Today, IV bags are stocked on shelves with computer generated, not handwritten, labels. Clarian also uses a color coded system that calls for clinical labels to be printed on bright yellow paper and stock number labels to be printed on a bright neon green paper.

The health system discourages employees from putting handwritten labels on IV storage devices. Employees are also reminded to read the manufacturer’s label on the bag.

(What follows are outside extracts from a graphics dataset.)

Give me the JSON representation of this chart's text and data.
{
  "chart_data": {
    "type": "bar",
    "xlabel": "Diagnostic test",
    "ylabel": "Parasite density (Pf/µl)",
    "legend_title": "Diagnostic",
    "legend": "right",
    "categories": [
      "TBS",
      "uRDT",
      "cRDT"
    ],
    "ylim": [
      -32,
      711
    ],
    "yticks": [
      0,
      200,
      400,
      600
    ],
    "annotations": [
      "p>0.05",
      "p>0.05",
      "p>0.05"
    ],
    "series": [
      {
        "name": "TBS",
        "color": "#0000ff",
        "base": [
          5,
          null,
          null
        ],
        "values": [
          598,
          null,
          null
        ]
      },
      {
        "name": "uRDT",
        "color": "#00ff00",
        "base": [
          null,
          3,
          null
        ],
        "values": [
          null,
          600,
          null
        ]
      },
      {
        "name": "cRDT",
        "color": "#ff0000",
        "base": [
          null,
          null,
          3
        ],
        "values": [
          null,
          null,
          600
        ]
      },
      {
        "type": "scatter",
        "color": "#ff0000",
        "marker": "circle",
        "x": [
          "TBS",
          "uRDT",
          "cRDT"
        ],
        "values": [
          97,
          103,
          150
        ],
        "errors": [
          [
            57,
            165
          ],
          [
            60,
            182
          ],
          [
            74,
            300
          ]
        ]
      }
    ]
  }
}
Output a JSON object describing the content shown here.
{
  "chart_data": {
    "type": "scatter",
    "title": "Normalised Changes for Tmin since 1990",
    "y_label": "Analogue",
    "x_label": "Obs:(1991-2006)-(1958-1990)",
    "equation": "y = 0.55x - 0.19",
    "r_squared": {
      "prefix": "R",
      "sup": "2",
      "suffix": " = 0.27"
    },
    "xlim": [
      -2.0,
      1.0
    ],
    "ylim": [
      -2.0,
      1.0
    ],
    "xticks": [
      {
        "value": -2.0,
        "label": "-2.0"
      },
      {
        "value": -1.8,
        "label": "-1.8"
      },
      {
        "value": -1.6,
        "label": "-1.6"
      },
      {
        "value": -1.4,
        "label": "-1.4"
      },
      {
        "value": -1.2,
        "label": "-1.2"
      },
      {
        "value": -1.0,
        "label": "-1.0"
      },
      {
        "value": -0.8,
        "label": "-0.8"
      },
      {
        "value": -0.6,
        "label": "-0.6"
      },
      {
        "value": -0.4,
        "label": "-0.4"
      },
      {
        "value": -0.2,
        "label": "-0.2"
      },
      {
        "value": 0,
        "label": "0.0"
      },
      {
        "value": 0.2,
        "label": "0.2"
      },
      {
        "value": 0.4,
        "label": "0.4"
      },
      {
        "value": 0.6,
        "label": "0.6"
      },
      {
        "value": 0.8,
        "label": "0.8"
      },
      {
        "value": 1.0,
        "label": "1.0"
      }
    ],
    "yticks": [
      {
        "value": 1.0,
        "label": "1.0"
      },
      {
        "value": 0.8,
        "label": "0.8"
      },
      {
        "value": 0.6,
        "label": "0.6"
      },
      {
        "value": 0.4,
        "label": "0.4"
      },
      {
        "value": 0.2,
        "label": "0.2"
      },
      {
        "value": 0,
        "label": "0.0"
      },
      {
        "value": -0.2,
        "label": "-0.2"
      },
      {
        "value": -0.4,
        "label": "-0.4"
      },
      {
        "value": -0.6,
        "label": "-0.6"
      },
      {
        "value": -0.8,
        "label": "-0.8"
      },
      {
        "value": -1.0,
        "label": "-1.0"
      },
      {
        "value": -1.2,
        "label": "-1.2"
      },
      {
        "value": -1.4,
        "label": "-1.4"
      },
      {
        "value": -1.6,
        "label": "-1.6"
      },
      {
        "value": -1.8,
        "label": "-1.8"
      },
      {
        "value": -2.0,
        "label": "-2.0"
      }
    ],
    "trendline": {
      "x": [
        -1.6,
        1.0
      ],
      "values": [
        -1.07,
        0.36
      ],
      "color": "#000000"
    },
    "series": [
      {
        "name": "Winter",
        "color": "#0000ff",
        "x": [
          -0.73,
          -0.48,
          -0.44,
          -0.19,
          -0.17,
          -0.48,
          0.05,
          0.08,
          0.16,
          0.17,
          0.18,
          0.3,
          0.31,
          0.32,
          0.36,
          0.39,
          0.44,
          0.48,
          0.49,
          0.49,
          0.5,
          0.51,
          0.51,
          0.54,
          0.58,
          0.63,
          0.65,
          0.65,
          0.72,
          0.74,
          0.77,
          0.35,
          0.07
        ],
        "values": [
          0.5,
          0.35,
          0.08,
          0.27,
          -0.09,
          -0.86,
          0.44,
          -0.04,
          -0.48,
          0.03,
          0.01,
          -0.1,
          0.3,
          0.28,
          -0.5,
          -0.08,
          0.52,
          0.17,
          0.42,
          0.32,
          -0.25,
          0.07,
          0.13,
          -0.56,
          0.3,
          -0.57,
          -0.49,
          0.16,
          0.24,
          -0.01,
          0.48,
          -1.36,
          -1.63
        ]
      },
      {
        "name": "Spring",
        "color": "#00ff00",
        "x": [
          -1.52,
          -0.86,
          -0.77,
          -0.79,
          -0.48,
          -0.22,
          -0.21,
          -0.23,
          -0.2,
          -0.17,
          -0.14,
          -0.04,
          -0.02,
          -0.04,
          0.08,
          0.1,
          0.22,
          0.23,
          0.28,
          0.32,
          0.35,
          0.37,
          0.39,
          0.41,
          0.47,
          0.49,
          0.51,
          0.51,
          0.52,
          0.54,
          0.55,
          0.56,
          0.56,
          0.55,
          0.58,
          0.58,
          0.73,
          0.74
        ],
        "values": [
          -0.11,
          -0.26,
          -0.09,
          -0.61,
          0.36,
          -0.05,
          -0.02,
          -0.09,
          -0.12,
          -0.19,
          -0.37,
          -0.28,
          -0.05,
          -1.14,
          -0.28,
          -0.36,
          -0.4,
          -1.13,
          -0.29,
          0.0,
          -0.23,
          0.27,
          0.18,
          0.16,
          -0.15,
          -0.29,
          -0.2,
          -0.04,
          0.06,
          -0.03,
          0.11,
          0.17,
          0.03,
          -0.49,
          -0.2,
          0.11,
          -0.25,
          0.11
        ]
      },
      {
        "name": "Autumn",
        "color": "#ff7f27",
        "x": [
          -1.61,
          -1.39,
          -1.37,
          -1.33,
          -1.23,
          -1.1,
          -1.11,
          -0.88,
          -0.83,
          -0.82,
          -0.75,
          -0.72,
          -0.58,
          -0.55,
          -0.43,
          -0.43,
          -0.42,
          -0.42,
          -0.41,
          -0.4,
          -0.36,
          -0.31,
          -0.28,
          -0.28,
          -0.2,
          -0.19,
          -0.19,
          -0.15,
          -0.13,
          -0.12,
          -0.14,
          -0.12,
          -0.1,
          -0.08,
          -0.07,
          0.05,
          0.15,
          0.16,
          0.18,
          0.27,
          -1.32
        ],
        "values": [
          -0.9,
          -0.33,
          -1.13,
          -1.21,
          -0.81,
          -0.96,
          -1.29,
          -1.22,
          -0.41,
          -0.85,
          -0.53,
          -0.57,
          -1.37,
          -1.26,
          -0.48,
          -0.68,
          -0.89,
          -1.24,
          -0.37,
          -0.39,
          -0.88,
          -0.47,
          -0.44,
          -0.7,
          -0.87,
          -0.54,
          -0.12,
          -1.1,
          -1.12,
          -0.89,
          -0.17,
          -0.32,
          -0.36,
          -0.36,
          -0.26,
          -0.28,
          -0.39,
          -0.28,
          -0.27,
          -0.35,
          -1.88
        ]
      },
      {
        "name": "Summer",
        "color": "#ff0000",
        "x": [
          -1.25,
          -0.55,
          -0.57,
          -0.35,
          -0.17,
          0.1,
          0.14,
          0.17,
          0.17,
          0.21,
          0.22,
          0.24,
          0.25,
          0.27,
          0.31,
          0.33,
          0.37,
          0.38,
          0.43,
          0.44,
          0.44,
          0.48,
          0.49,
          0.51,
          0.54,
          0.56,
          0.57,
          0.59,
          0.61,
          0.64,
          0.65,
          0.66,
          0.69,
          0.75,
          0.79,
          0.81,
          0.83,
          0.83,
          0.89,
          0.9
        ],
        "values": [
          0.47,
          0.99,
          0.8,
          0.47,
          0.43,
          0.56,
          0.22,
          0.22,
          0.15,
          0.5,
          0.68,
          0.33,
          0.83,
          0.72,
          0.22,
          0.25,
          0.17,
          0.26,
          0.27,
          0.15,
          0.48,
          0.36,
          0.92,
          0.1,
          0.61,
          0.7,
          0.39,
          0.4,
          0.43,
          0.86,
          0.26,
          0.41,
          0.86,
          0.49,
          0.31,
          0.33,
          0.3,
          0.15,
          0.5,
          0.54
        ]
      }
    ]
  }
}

While Ms. McEwen acknowledges that there are still occasional problems with IV bags, she notes that Clarian immediately reduced problems after implementing the program.

Big-picture results

While the Safe Passage program has helped address individual issues, it has made even bigger gains in changing the patient safety culture at Clarian. As an example, Ms. McEwen notes that after the health system introduced the new insulin syringe, nurses were not shy about pointing out problems.

“I was being contacted by dozens of nurses,” she recalls. “They were so concerned about this new device that had been introduced on the unit. They were taught that they were supposed to speak up when they saw something that would harm their patients.”

While Clarian is still tracking and analyzing the program’s effect on patient safety, Ms. McEwen says she has seen plenty of anecdotal evidence of progress. “It’s possible that we’re going to know about a safety hazard before there is ever an occurrence report,” she says, “or before anything ever happens to a patient. We’re seeing many more near misses, and our incident reporting has increased 100 fold.”

And while some may consider changing attitudes a soft measure of success, it is a critical step in improving patient safety.

“If you measure your number of falls and they go down, that’s great,” says Paul Calkins, MD, an anesthesiologist who recently became involved with the project. “But if that number goes up, that could be a positive outcome, because it may mean that you’re catching people who wouldn’t have normally been reported. It’s a cultural issue that you’re getting people to report safety issues.”

Edward Doyle is Editor of Today’s Hospitalist.